The US business giants offered no concrete details about the new joint-venture on Tuesday, but said they plan to offer health services with “transparency” and cut healthcare costs for their staff in the US.

Amazon founder Jeff Bezos, the world's richest man, Berkshire’s billionaire chairman Warren Buffett and Wall Street executive Jamie Dimon said the startup will be “free from profit making incentives”.

The announcement sent US healthcare stocks tumbling on Monday, most notably for pharmaceutical companies CVS Health and Express Scripts.

In a landmark move by Amazon, Mr Bezos said the “complex” nature of American healthcare would be a difficult challenge to meet.

“Hard as it might be, reducing healthcare’s burden on the economy while improving outcomes for employees and their families would be worth the effort”.

Amazon, JPMorgan and Berkshire Hathaway have over a million workers worldwide combined.

“The ballooning costs of healthcare act as a hungry tapeworm on the American economy”, said Berkshire Hathaway chairman and chief executive Warren Buffett. “Our group does not come to this problem with answers. But we also do not accept it as inevitable”.

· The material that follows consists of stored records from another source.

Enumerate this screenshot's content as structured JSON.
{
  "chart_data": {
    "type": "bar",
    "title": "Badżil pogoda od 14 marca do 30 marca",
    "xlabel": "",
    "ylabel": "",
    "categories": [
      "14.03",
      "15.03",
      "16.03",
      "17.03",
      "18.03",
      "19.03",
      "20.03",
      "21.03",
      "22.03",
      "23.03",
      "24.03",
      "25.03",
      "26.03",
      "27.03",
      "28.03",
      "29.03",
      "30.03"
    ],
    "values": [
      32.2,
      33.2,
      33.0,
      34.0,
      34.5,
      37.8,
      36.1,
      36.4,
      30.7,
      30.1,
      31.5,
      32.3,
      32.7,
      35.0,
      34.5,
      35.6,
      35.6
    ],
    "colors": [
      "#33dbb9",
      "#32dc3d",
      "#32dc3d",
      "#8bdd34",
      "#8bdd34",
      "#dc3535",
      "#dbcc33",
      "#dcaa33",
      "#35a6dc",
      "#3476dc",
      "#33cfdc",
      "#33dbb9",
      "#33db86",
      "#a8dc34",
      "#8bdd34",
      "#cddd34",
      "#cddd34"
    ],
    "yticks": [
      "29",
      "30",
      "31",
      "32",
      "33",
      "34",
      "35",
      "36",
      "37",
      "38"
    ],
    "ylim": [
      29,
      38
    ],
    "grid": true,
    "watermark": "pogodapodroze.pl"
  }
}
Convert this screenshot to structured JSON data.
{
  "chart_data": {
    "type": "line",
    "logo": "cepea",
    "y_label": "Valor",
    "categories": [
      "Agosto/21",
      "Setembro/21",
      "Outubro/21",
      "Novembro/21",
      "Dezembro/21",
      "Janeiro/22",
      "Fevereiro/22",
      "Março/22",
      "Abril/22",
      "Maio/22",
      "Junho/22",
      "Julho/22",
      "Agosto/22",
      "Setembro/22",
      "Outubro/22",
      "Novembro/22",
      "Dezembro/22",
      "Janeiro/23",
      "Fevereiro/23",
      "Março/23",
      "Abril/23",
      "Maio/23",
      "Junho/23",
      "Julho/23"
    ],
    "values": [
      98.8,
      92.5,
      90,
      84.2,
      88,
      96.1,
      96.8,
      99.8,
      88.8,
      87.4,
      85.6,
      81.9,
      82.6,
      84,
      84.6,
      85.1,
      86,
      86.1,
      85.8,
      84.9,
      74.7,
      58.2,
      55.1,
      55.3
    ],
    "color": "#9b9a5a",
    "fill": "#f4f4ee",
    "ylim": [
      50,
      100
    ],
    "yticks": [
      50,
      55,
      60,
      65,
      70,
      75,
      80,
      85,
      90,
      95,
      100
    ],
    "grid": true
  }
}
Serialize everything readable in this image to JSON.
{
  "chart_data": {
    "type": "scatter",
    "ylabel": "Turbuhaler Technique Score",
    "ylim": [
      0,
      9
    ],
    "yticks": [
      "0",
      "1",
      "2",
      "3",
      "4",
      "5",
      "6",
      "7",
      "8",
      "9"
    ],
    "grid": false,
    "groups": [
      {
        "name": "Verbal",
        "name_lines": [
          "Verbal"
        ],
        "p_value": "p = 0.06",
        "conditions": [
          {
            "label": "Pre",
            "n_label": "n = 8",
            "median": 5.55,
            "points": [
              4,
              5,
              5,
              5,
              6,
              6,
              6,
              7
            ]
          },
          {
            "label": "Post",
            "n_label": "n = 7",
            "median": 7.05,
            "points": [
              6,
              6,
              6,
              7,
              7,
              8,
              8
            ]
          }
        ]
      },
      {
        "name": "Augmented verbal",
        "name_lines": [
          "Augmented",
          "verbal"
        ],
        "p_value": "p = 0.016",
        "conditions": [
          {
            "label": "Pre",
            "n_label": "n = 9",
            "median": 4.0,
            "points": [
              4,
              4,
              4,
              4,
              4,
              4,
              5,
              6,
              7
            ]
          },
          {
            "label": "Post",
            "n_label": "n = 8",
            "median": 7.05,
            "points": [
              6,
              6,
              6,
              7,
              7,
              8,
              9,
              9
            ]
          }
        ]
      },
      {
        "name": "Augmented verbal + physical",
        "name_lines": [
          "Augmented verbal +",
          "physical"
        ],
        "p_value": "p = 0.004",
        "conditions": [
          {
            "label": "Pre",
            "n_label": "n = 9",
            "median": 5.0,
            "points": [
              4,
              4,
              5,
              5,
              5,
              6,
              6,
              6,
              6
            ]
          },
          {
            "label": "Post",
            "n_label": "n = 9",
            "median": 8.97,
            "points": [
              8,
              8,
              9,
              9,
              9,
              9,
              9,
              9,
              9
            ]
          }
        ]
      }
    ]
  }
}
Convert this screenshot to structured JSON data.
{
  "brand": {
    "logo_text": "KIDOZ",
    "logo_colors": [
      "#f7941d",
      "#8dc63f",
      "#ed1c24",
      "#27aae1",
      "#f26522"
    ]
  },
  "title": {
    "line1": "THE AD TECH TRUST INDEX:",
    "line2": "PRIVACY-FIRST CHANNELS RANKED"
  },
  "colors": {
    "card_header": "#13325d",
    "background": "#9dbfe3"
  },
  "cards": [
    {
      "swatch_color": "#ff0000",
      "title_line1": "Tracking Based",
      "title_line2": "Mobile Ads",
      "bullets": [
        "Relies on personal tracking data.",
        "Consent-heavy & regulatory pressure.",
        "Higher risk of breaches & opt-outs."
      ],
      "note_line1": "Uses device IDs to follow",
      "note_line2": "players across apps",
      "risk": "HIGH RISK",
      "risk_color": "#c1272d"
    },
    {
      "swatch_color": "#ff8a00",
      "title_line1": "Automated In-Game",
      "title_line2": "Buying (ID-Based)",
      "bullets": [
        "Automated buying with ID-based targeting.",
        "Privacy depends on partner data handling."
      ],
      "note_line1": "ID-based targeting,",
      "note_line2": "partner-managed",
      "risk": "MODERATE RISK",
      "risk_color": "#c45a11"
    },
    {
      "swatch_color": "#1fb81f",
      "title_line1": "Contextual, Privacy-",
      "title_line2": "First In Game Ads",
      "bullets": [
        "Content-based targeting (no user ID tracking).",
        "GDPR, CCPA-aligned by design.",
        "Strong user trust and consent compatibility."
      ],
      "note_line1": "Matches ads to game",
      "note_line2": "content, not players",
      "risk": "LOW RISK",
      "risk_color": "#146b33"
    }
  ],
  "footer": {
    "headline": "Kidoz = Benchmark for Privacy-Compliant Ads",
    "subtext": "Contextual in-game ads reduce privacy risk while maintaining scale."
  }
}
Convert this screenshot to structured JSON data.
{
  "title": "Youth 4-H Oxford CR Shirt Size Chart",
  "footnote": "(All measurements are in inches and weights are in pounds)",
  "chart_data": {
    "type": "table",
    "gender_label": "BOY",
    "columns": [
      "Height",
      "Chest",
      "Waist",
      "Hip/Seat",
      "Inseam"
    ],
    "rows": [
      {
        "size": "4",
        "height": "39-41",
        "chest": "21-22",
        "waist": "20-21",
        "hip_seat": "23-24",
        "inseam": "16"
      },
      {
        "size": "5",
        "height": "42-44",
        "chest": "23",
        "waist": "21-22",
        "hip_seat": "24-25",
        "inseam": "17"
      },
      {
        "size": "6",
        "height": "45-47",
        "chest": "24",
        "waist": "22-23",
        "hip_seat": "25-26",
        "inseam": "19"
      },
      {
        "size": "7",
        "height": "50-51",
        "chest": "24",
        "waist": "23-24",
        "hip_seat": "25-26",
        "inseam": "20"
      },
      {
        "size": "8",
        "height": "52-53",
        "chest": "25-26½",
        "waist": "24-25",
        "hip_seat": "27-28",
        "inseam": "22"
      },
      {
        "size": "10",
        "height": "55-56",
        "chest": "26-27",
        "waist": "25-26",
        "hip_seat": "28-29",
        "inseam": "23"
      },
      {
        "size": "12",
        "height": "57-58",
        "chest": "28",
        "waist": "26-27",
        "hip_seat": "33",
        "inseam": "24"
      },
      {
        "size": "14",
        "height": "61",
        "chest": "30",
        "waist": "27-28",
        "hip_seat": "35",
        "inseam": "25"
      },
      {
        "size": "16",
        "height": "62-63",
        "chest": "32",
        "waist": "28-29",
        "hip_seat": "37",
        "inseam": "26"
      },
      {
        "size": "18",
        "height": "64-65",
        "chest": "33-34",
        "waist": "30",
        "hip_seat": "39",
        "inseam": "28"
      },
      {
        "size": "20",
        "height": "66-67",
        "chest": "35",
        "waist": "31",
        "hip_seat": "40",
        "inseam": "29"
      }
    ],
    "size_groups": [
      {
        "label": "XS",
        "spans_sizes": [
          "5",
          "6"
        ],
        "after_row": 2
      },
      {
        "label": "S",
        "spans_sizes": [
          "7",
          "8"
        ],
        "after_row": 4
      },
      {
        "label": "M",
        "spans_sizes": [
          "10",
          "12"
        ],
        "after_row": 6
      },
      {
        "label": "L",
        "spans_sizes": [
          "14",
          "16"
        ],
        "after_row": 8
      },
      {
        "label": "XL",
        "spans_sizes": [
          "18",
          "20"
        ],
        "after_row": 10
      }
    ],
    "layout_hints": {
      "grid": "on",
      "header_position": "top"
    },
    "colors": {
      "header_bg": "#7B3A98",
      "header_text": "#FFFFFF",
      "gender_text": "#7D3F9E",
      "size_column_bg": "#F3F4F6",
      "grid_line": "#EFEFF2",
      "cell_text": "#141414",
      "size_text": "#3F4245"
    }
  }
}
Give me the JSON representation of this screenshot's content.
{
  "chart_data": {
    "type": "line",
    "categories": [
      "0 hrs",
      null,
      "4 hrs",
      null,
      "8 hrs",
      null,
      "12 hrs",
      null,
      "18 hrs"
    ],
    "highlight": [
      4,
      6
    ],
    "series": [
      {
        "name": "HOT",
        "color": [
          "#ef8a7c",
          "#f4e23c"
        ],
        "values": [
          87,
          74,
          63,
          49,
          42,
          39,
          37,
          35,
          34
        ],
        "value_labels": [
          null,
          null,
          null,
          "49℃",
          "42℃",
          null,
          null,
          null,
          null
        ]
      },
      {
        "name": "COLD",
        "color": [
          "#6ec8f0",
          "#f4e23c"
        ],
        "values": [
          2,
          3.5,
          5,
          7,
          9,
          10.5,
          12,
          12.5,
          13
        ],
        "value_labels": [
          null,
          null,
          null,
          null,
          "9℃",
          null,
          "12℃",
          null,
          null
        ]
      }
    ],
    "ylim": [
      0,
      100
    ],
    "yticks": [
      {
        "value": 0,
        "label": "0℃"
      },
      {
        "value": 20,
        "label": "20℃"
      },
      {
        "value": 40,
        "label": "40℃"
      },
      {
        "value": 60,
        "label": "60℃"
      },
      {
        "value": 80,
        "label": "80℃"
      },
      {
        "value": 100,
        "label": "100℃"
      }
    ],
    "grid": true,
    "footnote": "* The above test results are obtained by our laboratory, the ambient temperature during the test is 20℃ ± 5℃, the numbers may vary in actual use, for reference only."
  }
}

The startup is in its early planning stages, according the joint statement on Tuesday.

According to the World Health Organisation (WHO) last year, 44 per cent of people on low incomes in the US have difficulty accessing healthcare, compared to just seven per cent in the UK.

The US still spends far more on healthcare than other wealthy nation as it copes with a decline in general health over the last three decades.